Palm Aire's Champions Course renovation aims to restore its historical design in Sarasota.
A line of plaques in a hallway at Palm Aire Country Club tell the proud story, of legends of the game competing on what is now the Champions Course when it was DeSoto Lakes.
When the course first opened in 1957, it didn't take long for the world's best golfers to take notice. In the 1960 DeSoto Open, for example, Sam Sneed rallied to beat golfing heavyweights such as Billy Casper, Doug Sanders, Arnold Palmer, Ken Venturi and Gary Player.
The next year, Hall of Famer Louise Suggs won the Golden Circle of Golf Festival event over the course. It was one of her 58 tour wins.
The course was the toast of Florida golf.
Then the years passed. DeSoto Lakes changed over to Palm Aire Country Club and the layout simply began to age.
As the century turned, Palm Aire Country Club members had listed the renovation of the Champions Course as a top priority. But before the work could be done, the recession hit. A strategic plan drawn up by the board went quiet in 2009.
The quiet period is over.
Joe Rassett, the club's general manager and chief operating officer, said a "multimillion-dollar renovation" will begin April 26. The entire course will be shut down as Michael J. Benkusky Golf Course Architecture begins work with the project expect to be completed by mid-November.
"This will be a true tee-to-green renovation," Rassett said. "We're redoing the fairways, the rough, the bunkers, the greens. We want our historical design modernized."
The course was designed by noted architect Dick Wilson, who was known for elevating greens on relatively flat layouts and for using ponds and bunkers to force golfers to come into the greens with high irons as opposed to bouncing the ball in. Simple erosion and maintenance over the years had made the bunkers larger and the greens smaller. Wilson's design was compromised.

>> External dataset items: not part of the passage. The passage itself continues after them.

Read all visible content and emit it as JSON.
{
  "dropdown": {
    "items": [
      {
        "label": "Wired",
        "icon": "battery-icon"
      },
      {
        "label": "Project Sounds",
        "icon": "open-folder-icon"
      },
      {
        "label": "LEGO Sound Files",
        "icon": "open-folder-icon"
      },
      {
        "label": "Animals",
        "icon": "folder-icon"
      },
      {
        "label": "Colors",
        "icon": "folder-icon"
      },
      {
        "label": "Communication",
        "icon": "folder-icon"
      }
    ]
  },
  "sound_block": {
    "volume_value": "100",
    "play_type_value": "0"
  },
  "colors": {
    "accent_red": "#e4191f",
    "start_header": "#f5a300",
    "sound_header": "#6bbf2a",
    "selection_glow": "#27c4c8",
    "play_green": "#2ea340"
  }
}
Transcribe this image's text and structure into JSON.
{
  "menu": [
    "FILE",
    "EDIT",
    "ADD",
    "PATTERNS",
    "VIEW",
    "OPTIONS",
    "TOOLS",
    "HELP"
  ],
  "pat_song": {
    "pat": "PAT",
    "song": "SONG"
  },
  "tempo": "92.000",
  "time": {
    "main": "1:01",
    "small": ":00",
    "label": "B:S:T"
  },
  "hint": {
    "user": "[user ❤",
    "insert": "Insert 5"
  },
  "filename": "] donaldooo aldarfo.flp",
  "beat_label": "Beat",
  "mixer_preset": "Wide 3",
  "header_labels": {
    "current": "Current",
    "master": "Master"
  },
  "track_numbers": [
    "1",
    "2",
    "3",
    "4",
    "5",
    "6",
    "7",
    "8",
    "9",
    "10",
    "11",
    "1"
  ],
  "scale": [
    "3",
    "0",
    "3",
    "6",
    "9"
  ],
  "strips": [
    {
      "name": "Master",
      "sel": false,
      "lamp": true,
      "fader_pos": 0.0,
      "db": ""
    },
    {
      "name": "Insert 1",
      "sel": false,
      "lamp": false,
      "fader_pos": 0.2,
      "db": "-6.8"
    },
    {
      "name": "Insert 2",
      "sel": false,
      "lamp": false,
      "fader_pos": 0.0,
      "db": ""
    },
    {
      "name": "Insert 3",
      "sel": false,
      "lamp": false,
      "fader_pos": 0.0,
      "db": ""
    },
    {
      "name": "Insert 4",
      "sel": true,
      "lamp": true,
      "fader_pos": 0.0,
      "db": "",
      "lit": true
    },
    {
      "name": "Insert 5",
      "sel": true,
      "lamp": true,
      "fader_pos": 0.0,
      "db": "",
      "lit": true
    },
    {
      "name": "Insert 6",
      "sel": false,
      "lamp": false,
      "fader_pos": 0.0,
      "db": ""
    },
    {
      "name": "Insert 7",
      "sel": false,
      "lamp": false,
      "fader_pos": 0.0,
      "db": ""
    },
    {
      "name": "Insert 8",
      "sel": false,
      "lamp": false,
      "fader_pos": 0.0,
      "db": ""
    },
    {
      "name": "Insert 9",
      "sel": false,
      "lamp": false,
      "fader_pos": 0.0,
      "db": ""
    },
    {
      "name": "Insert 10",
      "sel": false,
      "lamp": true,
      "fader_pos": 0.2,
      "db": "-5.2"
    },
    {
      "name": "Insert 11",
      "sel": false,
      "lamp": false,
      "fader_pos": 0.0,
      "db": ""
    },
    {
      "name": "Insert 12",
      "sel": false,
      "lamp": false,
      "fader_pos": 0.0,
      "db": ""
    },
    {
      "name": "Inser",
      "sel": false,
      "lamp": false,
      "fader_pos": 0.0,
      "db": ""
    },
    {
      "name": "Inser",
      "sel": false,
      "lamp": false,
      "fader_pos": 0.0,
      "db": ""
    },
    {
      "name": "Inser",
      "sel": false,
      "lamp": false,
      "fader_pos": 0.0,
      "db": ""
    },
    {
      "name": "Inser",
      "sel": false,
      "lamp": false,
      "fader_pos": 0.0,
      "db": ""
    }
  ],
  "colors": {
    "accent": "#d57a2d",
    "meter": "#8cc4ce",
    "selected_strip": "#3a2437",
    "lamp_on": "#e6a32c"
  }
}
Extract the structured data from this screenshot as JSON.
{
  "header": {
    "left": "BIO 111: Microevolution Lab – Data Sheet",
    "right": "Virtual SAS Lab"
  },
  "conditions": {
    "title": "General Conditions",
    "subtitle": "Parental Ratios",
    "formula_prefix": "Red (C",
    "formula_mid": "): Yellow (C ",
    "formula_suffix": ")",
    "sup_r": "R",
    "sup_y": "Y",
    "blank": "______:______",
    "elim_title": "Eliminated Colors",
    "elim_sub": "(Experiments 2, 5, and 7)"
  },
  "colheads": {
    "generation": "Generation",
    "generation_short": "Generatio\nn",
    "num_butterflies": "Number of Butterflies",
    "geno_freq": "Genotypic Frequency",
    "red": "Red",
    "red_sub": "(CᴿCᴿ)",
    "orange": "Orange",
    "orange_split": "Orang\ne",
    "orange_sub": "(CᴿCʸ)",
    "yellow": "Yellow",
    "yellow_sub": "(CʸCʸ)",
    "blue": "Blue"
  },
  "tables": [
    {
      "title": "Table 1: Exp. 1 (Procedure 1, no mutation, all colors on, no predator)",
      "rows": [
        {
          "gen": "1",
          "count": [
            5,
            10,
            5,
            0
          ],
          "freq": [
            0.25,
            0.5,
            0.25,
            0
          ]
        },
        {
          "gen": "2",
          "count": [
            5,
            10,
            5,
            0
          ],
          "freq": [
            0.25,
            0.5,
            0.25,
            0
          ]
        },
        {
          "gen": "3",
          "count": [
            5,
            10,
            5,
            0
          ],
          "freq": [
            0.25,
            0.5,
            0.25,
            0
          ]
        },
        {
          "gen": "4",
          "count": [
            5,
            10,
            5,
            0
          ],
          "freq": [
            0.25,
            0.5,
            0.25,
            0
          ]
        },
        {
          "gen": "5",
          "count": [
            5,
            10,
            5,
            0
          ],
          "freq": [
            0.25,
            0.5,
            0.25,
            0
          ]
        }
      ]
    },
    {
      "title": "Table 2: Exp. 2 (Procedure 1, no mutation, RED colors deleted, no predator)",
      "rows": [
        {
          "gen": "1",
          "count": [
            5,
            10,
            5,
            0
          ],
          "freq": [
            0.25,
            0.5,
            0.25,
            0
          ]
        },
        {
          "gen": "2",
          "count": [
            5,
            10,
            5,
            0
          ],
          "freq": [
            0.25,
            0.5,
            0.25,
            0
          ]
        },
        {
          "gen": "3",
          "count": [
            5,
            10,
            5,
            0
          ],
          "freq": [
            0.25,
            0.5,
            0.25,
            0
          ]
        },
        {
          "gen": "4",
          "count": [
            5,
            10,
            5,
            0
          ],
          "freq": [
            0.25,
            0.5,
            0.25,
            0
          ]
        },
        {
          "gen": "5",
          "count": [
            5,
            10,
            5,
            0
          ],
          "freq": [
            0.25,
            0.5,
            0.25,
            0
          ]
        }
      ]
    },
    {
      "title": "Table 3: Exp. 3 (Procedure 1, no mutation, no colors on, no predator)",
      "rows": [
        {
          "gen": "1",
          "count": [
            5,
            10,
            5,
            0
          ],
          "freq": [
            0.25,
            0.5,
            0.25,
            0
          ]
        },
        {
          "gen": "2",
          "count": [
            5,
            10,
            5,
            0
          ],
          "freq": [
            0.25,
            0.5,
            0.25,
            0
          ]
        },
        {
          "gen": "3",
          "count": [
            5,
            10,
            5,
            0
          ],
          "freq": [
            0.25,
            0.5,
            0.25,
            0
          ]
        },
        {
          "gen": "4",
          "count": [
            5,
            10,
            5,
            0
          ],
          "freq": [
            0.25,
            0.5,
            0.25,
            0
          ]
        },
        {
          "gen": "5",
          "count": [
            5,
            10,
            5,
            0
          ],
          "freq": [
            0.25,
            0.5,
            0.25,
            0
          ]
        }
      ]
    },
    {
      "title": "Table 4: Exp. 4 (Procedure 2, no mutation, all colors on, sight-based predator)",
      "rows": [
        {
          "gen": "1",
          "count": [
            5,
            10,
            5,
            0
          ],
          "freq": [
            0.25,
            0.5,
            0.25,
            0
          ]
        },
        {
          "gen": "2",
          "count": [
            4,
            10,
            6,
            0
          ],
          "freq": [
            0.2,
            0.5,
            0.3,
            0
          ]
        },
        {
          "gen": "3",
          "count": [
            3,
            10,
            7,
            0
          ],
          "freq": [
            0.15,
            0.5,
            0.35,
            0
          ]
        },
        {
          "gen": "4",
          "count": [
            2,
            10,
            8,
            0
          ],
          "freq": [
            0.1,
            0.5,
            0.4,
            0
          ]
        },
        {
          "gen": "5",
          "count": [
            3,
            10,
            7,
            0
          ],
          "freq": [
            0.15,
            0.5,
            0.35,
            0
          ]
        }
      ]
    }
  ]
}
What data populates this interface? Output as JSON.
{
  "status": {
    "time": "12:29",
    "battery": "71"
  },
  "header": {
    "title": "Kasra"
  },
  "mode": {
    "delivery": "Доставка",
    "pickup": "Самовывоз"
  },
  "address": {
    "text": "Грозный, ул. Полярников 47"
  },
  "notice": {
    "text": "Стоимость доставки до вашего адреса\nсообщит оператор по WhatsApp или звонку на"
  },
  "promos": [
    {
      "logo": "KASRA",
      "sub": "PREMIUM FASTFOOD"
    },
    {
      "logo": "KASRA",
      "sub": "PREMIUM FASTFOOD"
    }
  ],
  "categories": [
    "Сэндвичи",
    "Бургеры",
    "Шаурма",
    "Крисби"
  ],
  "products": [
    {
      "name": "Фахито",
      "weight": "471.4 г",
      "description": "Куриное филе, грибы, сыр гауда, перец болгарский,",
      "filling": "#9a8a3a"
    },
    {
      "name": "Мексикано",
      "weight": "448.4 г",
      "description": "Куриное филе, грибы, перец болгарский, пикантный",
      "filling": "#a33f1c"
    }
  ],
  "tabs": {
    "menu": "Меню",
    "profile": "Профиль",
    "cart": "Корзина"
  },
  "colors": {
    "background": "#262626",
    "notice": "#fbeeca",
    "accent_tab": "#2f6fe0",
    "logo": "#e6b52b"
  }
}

The history of the course was of the utmost importance to the membership so Rassett met with Mike Benkusky and asked him what he knew of Wilson. Benkusky was a golf history whiz so Rassett knew it would be a good fit.
Rassett said the course will be reworked so the white (or middle) tees most closely resemble Wilson's original design. The modernization part comes when golfers move forward or back to play the tees that either shorten or lengthen the course.
"You can make the course as easy or as challenging as you want," Rassett said.
The course also will get new crushed shell paths and about 40 trees that were "damaging the layout" will be removed.
Palm Aire also has another 18-hole course, the Lakes Course, which will keep the members busy while the work is being done.
Rassett said the catalyst for getting the project started was the membership.
"You have to decide if you want it and if you want to keep up with the Jones," he said. "This is not a bundled country club. We do it the old fashioned way. We have 500 equity members from full golf to social. They all had a say whether we moved forward."
A vote of the membership was overwhelmingly in favor of the project. Rassett also noted that those who live in Palm Aire, whether or not they are members of the country club, will have their home values positively impacted by the project.
"The whole process is intriguing," he said. "The club has survived COVID and now is investing in the future. Could we host a U.S. Open qualifier on this course? Absolutely. Could we host a (U.S.) Mid-Amateur? Absolutely. There will be something here for every level of golfer."